We don’t need to get it inspected before, that’s the buyers expense, right?

Well ……. consider this;

You have to have it tested, you can’t prove it, you can only say you suspect it, unless…….. it’s labeled

But there it was;

Pipe insulation

Yes it’s labeled. This is rare,….SO rare… I never ever expected to see it.

Here it is, the photo flipped over so you can read the label;

Asbestos tag

Even though part of the label is missing it’s very clear what it says and is repeated in the red area of the tag.

This home was a 1920’s construction, very solid and very well built. At the time of it’s installation this fireproof pipe insulation was one of the good guys. It was state of the art and the best you could buy, the best you could have, period.

So naturally, this is not rare in that neighbourhood and is commonly dealt with now by removal by a properly trained contractors. In this home it was all easily accessible and could be removed from this unoccupied dwelling fairly easily.

However, this became one of the ‘issues’ for an otherwise marvellous, excellent house in a very desirable neighbourhood.
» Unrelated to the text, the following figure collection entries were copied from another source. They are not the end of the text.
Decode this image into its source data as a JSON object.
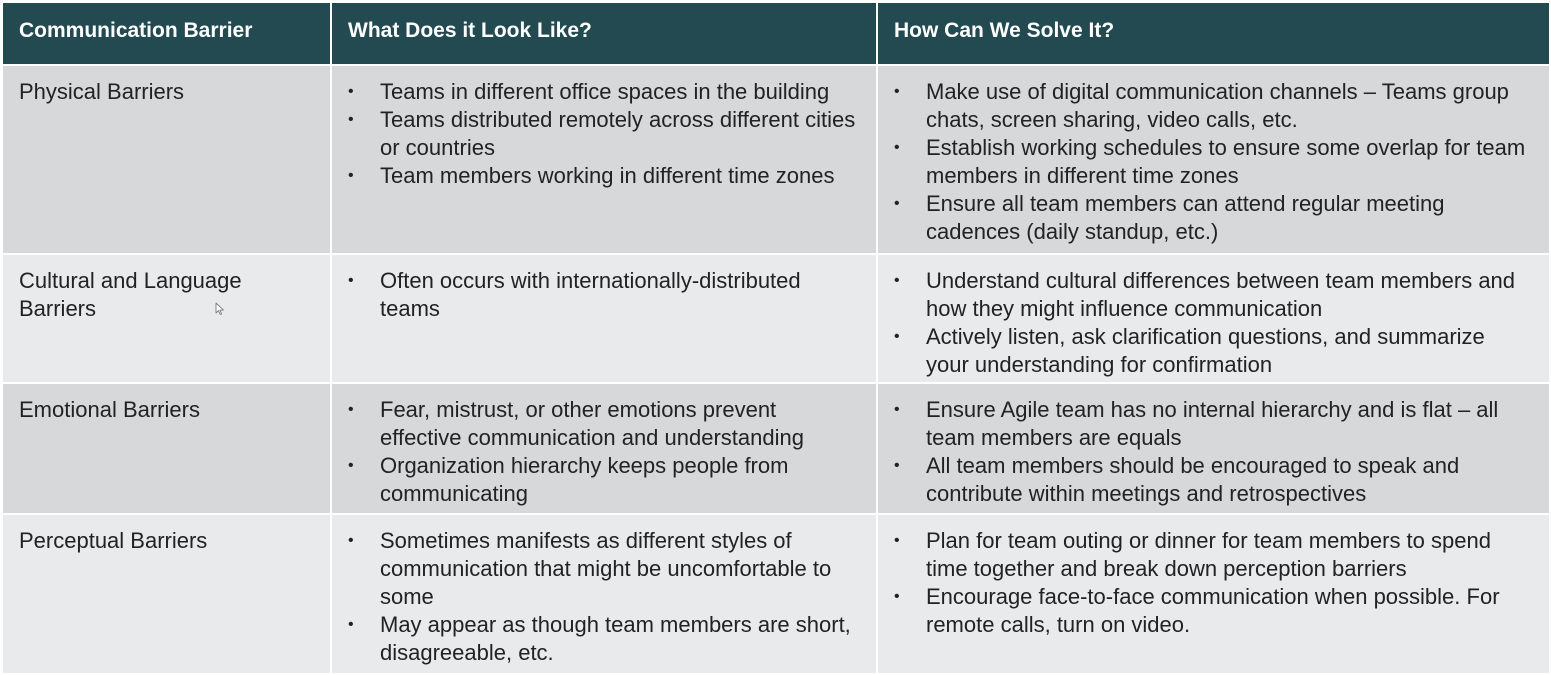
{
  "table": {
    "headers": [
      "Communication Barrier",
      "What Does it Look Like?",
      "How Can We Solve It?"
    ],
    "rows": [
      {
        "barrier": "Physical Barriers",
        "looks_like": [
          "Teams in different office spaces in the building",
          "Teams distributed remotely across different cities or countries",
          "Team members working in different time zones"
        ],
        "solutions": [
          "Make use of digital communication channels – Teams group chats, screen sharing, video calls, etc.",
          "Establish working schedules to ensure some overlap for team members in different time zones",
          "Ensure all team members can attend regular meeting cadences (daily standup, etc.)"
        ]
      },
      {
        "barrier": "Cultural and Language Barriers",
        "looks_like": [
          "Often occurs with internationally-distributed teams"
        ],
        "solutions": [
          "Understand cultural differences between team members and how they might influence communication",
          "Actively listen, ask clarification questions, and summarize your understanding for confirmation"
        ]
      },
      {
        "barrier": "Emotional Barriers",
        "looks_like": [
          "Fear, mistrust, or other emotions prevent effective communication and understanding",
          "Organization hierarchy keeps people from communicating"
        ],
        "solutions": [
          "Ensure Agile team has no internal hierarchy and is flat – all team members are equals",
          "All team members should be encouraged to speak and contribute within meetings and retrospectives"
        ]
      },
      {
        "barrier": "Perceptual Barriers",
        "looks_like": [
          "Sometimes manifests as different styles of communication that might be uncomfortable to some",
          "May appear as though team members are short, disagreeable, etc."
        ],
        "solutions": [
          "Plan for team outing or dinner for team members to spend time together and break down perception barriers",
          "Encourage face-to-face communication when possible. For remote calls, turn on video."
        ]
      }
    ]
  },
  "colors": {
    "header_bg": "#234a51",
    "row_dark": "#d7d8d9",
    "row_light": "#e9eaeb"
  },
  "icons": {
    "cursor": "mouse-pointer-icon"
  }
}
Because this and a few other details were a surprise to the buyers this transaction is at risk of collapsing. Both agents worked hard to get this deal to work, and to save it they will now have an uphill battle.

Sadly this could have been avoided. Had there been a sellers or pre-listing inspection this ‘surprise’ could all have been avoided.

This sale had gotten to the point of the buyers inspection that I performed, after many negotiations and counter offers. The price ended up lower than the ask and the buyers had budgeted for certain renos in addition to the purchase price.

So it was a tight, fragile situation before the buyers inspection report provided any information on the physical conditions.

Had the sellers or the agent known the facts before listing it would be an easy matter to price repairs, factor it into the pricing and proceed with confidence.

Even when repairs are not done, simply declaring or making the information available to buyers prior to receiving offers means that there are no surprises when a later inspection is done.

No surprises means no upsets, so if you, or people you know, are planning to or are trying to sell a home, they can be proactive and have a pre-listing inspection done.

The idea that an inspection “is the buyers expense” should be re-thought. It’s a false economy and causes a lot of stress.

What do you think the sellers and agents trying to salvage this sale would say today?

N.B. Asbestos fiber dust has been identified as a known carcinogen. It’s considered hazardous only when inhaled. You can and probably have held it or products containing it in your hands, quite safely. It’s removal requires specific protocols and procedures that control and limit the creation and spread of dust and asbestos containing materials and ensure that all products have been completely removed with out residue remnants. Normally at the end of the process an air quality test is done to verify that removal has been successful.